O Padre Pedro foi sujeito a um apertado interrogatório, mas omitiu, caritativa e prudentemente, o nome das pessoas que o acolheram. Declarou que, efectivamente não prestou o juramento mas, também, afirmou que não de o fazer, de acordo com a lei. Contou tudo, omitindo, porém, o facto de ter estado em Jersey. Viu-se forçado a improvisar: informou-se e viu que a lei não o obrigava a sair da França e, por conseguinte, não saiu... Neste pormenor, o Padre Pedro Adriano teve de mentir.
O presidente do tribunal quereria, sobretudo, provar - porque lhe parecia ter sido o mais provável - que o Padre Pedro Adriano tinha exercido, clandestinamente, o ministério sacerdotal e que, assim, o réu quis favorecer "os progressos do fanatismo religioso".

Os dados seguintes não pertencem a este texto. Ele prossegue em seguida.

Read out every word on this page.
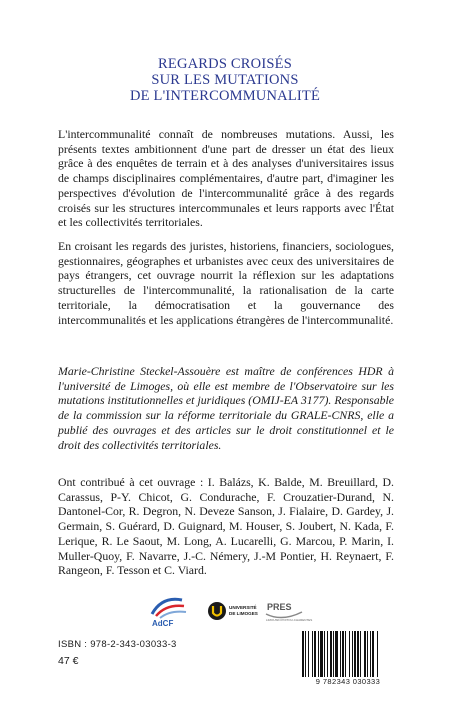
REGARDS CROISÉS
SUR LES MUTATIONS
DE L'INTERCOMMUNALITÉ

L'intercommunalité connaît de nombreuses mutations. Aussi, les présents textes ambitionnent d'une part de dresser un état des lieux grâce à des enquêtes de terrain et à des analyses d'universitaires issus de champs disciplinaires complémentaires, d'autre part, d'imaginer les perspectives d'évolution de l'intercommunalité grâce à des regards croisés sur les structures intercommunales et leurs rapports avec l'État et les collectivités territoriales.

En croisant les regards des juristes, historiens, financiers, sociologues, gestionnaires, géographes et urbanistes avec ceux des universitaires de pays étrangers, cet ouvrage nourrit la réflexion sur les adaptations structurelles de l'intercommunalité, la rationalisation de la carte territoriale, la démocratisation et la gouvernance des intercommunalités et les applications étrangères de l'intercommunalité.

Marie-Christine Steckel-Assouère est maître de conférences HDR à l'université de Limoges, où elle est membre de l'Observatoire sur les mutations institutionnelles et juridiques (OMIJ-EA 3177). Responsable de la commission sur la réforme territoriale du GRALE-CNRS, elle a publié des ouvrages et des articles sur le droit constitutionnel et le droit des collectivités territoriales.

Ont contribué à cet ouvrage : I. Balázs, K. Balde, M. Breuillard, D. Carassus, P-Y. Chicot, G. Condurache, F. Crouzatier-Durand, N. Dantonel-Cor, R. Degron, N. Deveze Sanson, J. Fialaire, D. Gardey, J. Germain, S. Guérard, D. Guignard, M. Houser, S. Joubert, N. Kada, F. Lerique, R. Le Saout, M. Long, A. Lucarelli, G. Marcou, P. Marin, I. Muller-Quoy, F. Navarre, J.-C. Némery, J.-M Pontier, H. Reynaert, F. Rangeon, F. Tesson et C. Viard.

AdCF
UNIVERSITÉ
DE LIMOGES
PRES
LIMOUSIN POITOU-CHARENTES
ISBN : 978-2-343-03033-3
47 €
9 782343 030333
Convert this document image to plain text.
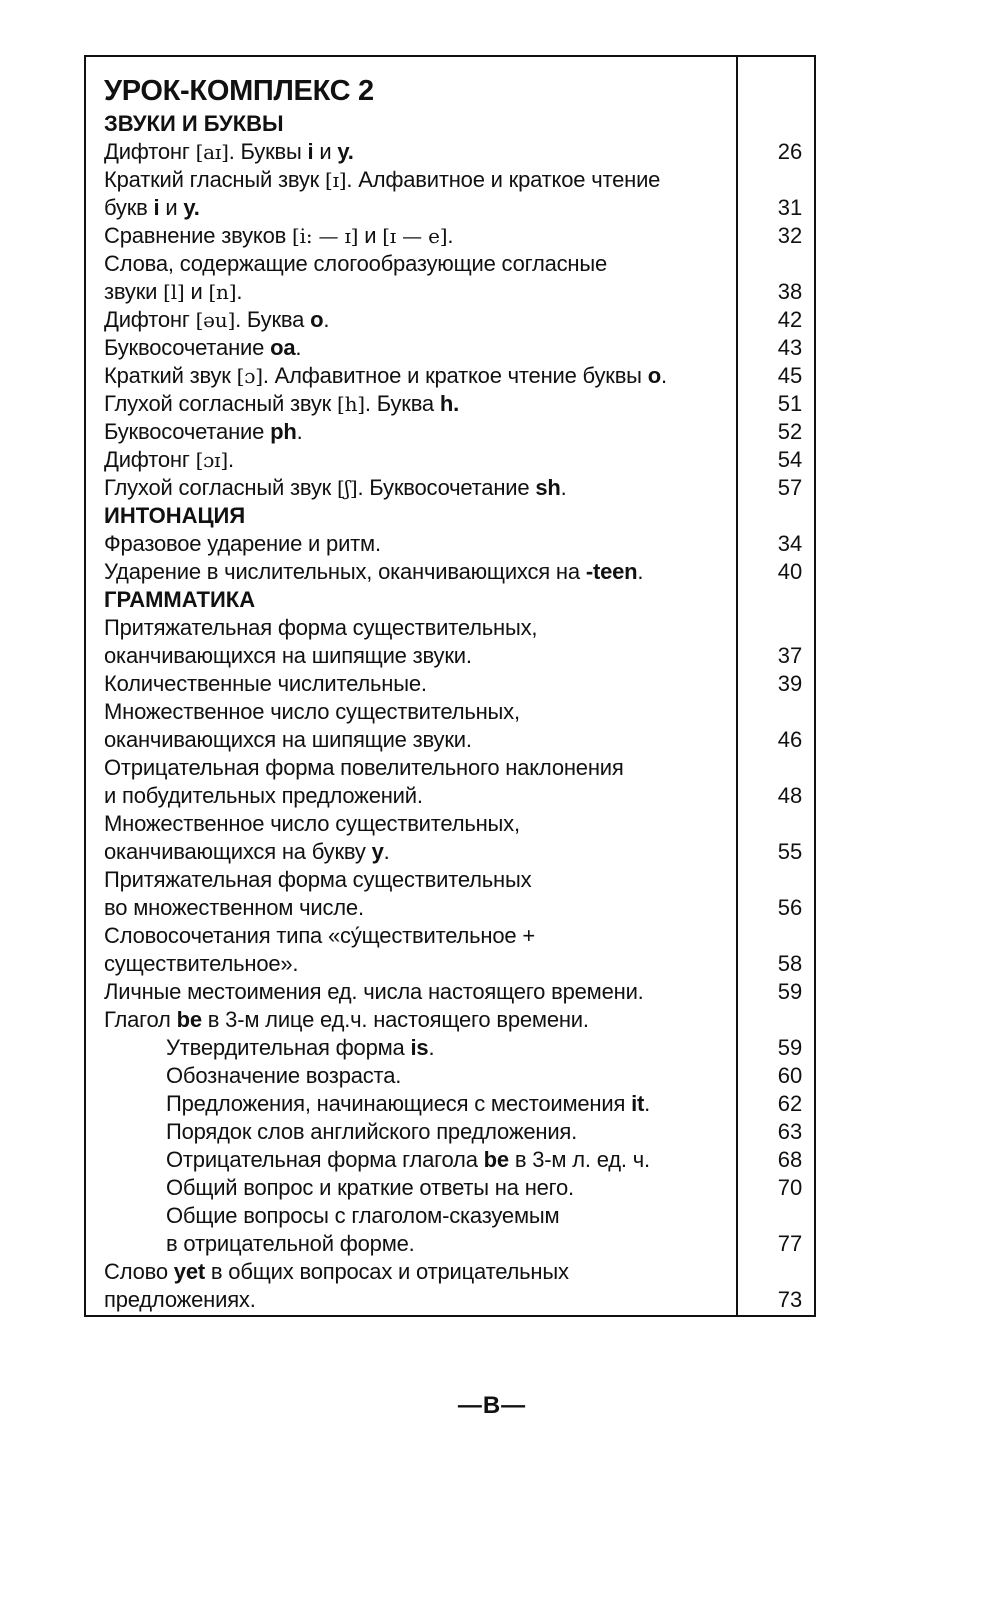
УРОК-КОМПЛЕКС 2
ЗВУКИ И БУКВЫ
Дифтонг [aɪ]. Буквы i и y.	26
Краткий гласный звук [ɪ]. Алфавитное и краткое чтение
букв i и y.	31
Сравнение звуков [i: — ɪ] и [ɪ — e].	32
Слова, содержащие слогообразующие согласные
звуки [l] и [n].	38
Дифтонг [əu]. Буква o.	42
Буквосочетание oa.	43
Краткий звук [ɔ]. Алфавитное и краткое чтение буквы o.	45
Глухой согласный звук [h]. Буква h.	51
Буквосочетание ph.	52
Дифтонг [ɔɪ].	54
Глухой согласный звук [ʃ]. Буквосочетание sh.	57
ИНТОНАЦИЯ
Фразовое ударение и ритм.	34
Ударение в числительных, оканчивающихся на -teen.	40
ГРАММАТИКА
Притяжательная форма существительных,
оканчивающихся на шипящие звуки.	37
Количественные числительные.	39
Множественное число существительных,
оканчивающихся на шипящие звуки.	46
Отрицательная форма повелительного наклонения
и побудительных предложений.	48
Множественное число существительных,
оканчивающихся на букву y.	55
Притяжательная форма существительных
во множественном числе.	56
Словосочетания типа «су́ществительное +
существительное».	58
Личные местоимения ед. числа настоящего времени.	59
Глагол be в 3-м лице ед.ч. настоящего времени.
Утвердительная форма is.	59
Обозначение возраста.	60
Предложения, начинающиеся с местоимения it.	62
Порядок слов английского предложения.	63
Отрицательная форма глагола be в 3-м л. ед. ч.	68
Общий вопрос и краткие ответы на него.	70
Общие вопросы с глаголом-сказуемым
в отрицательной форме.	77
Слово yet в общих вопросах и отрицательных
предложениях.	73
—В—
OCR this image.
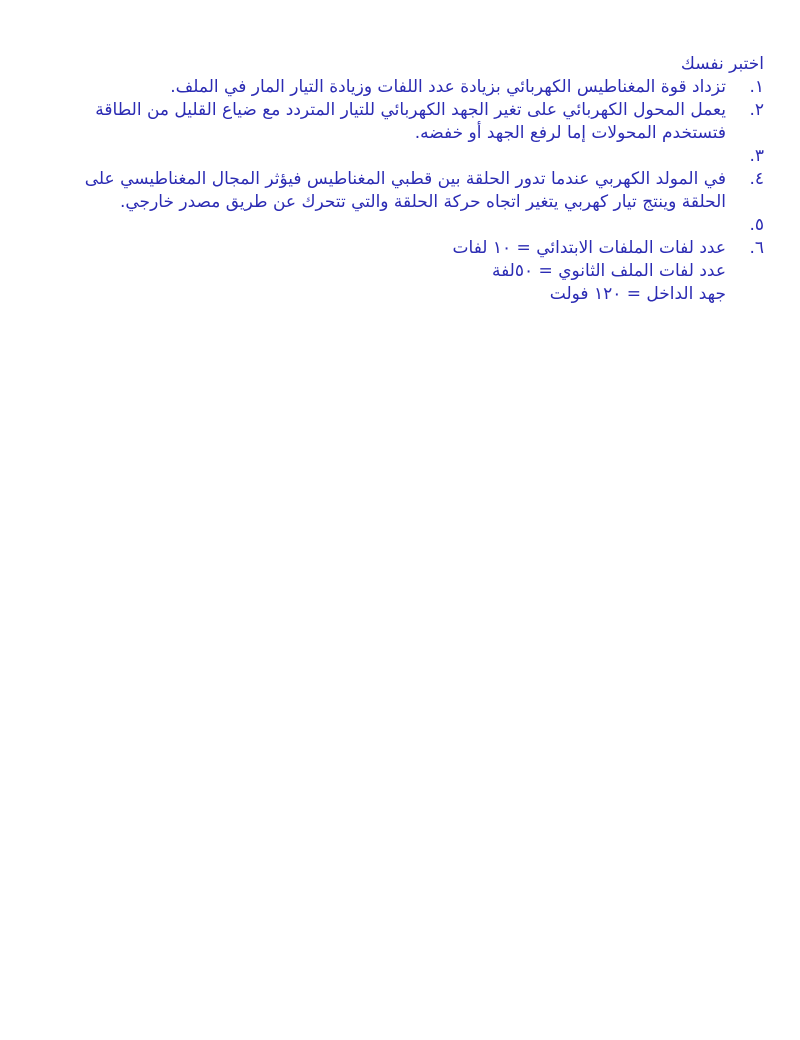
اختبر نفسك
١.
تزداد قوة المغناطيس الكهربائي بزيادة عدد اللفات وزيادة التيار المار في الملف.
٢.
يعمل المحول الكهربائي على تغير الجهد الكهربائي للتيار المتردد مع ضياع القليل من الطاقة فتستخدم المحولات إما لرفع الجهد أو خفضه.
٣.

٤.
في المولد الكهربي عندما تدور الحلقة بين قطبي المغناطيس فيؤثر المجال المغناطيسي على الحلقة وينتج تيار كهربي يتغير اتجاه حركة الحلقة والتي تتحرك عن طريق مصدر خارجي.
٥.

٦.
عدد لفات الملفات الابتدائي = ١٠ لفات
عدد لفات الملف الثانوي = ٥٠لفة
جهد الداخل = ١٢٠ فولت
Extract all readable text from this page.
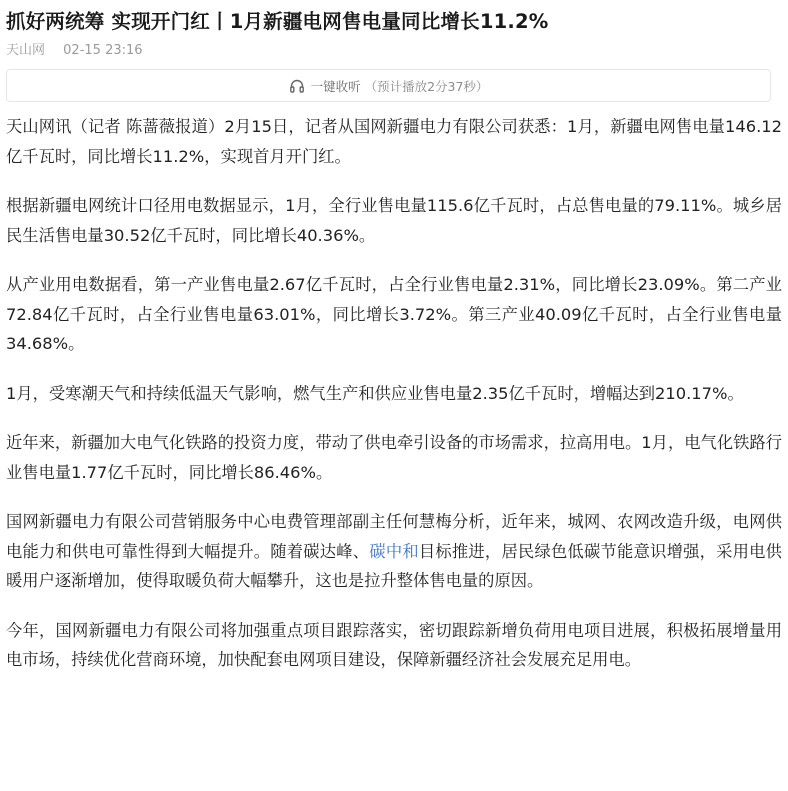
抓好两统筹 实现开门红丨1月新疆电网售电量同比增长11.2%
天山网 02-15 23:16
一键收听 （预计播放2分37秒）

天山网讯（记者 陈蔷薇报道）2月15日，记者从国网新疆电力有限公司获悉：1月，新疆电网售电量146.12亿千瓦时，同比增长11.2%，实现首月开门红。

根据新疆电网统计口径用电数据显示，1月，全行业售电量115.6亿千瓦时，占总售电量的79.11%。城乡居民生活售电量30.52亿千瓦时，同比增长40.36%。

从产业用电数据看，第一产业售电量2.67亿千瓦时，占全行业售电量2.31%，同比增长23.09%。第二产业72.84亿千瓦时，占全行业售电量63.01%，同比增长3.72%。第三产业40.09亿千瓦时，占全行业售电量34.68%。

1月，受寒潮天气和持续低温天气影响，燃气生产和供应业售电量2.35亿千瓦时，增幅达到210.17%。

近年来，新疆加大电气化铁路的投资力度，带动了供电牵引设备的市场需求，拉高用电。1月，电气化铁路行业售电量1.77亿千瓦时，同比增长86.46%。

国网新疆电力有限公司营销服务中心电费管理部副主任何慧梅分析，近年来，城网、农网改造升级，电网供电能力和供电可靠性得到大幅提升。随着碳达峰、碳中和目标推进，居民绿色低碳节能意识增强，采用电供暖用户逐渐增加，使得取暖负荷大幅攀升，这也是拉升整体售电量的原因。

今年，国网新疆电力有限公司将加强重点项目跟踪落实，密切跟踪新增负荷用电项目进展，积极拓展增量用电市场，持续优化营商环境，加快配套电网项目建设，保障新疆经济社会发展充足用电。
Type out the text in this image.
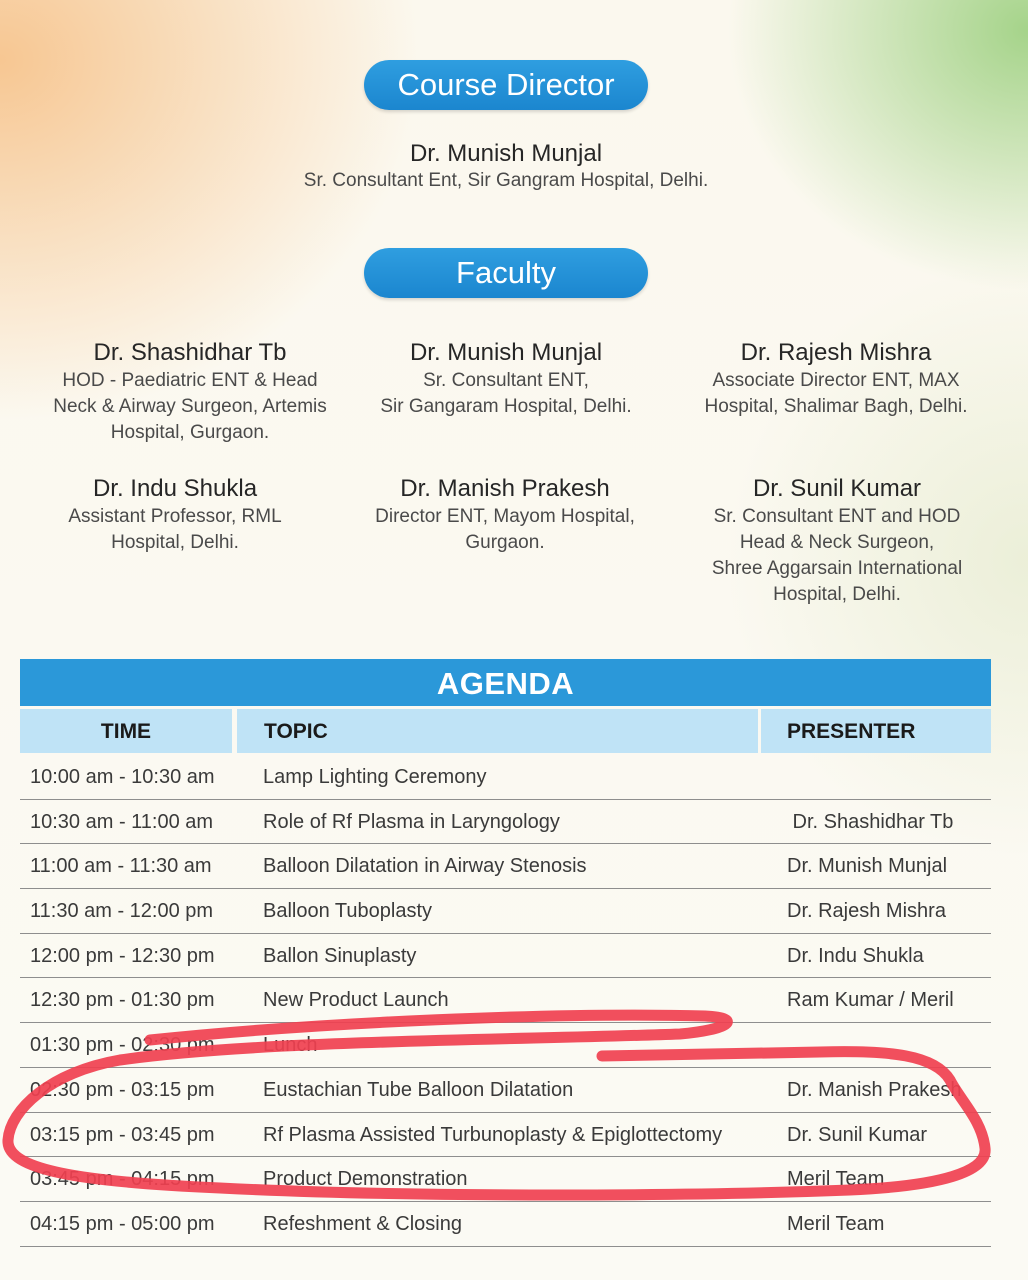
Course Director
Dr. Munish Munjal
Sr. Consultant Ent, Sir Gangram Hospital, Delhi.
Faculty
Dr. Shashidhar Tb
HOD - Paediatric ENT & Head
Neck & Airway Surgeon, Artemis
Hospital, Gurgaon.
Dr. Munish Munjal
Sr. Consultant ENT,
Sir Gangaram Hospital, Delhi.
Dr. Rajesh Mishra
Associate Director ENT, MAX
Hospital, Shalimar Bagh, Delhi.
Dr. Indu Shukla
Assistant Professor, RML
Hospital, Delhi.
Dr. Manish Prakesh
Director ENT, Mayom Hospital,
Gurgaon.
Dr. Sunil Kumar
Sr. Consultant ENT and HOD
Head & Neck Surgeon,
Shree Aggarsain International
Hospital, Delhi.
AGENDA
TIME	TOPIC	PRESENTER
10:00 am - 10:30 am Lamp Lighting Ceremony
10:30 am - 11:00 am Role of Rf Plasma in Laryngology	Dr. Shashidhar Tb
11:00 am - 11:30 am	Balloon Dilatation in Airway Stenosis	Dr. Munish Munjal
11:30 am - 12:00 pm Balloon Tuboplasty	Dr. Rajesh Mishra
12:00 pm - 12:30 pm Ballon Sinuplasty	Dr. Indu Shukla
12:30 pm - 01:30 pm New Product Launch	Ram Kumar / Meril
01:30 pm - 02:30 pm Lunch
02:30 pm - 03:15 pm Eustachian Tube Balloon Dilatation	Dr. Manish Prakesh
03:15 pm - 03:45 pm Rf Plasma Assisted Turbunoplasty & Epiglottectomy	Dr. Sunil Kumar
03:45 pm - 04:15 pm Product Demonstration	Meril Team
04:15 pm - 05:00 pm Refeshment & Closing	Meril Team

Durante o seu interrogatório, o Padre Toulorge entrelaçou habilmente a verdade e a falsidade, mas sofre por ter mentido, porque tinha medo. Muitas interrogações foram surgindo no seu coração: um padre de Jesus Cristo pode salvar a sua vida com mentiras? É necessário mentir para salvar a vida, ou deve-se morrer pela verdade? Se perseverar nas suas mentiras de homem medroso, e se sair em liberdade, nunca mais poderá ler honestamente, no Evangelho de São João, as palavras de Jesus: A verdade tornar-vos-á livres.
Então, no dia da Festa da Natividade da Virgem, a graça divina agiu no seu coração e fê-lo passar, num instante, do medo à coragem: a coragem do mártir que põe a sua vida em jogo por força destas leis perversas, dirigidas contra a Igreja católica e os seus padres. Do fundo da sua prisão, comunicou ao procurador que tinha uma declaração a acrescentar. E, com simplicidade e frontalidade, na frente do magistrado, o Padre Pedro Adriano contou a sua história, a sua verdadeira história.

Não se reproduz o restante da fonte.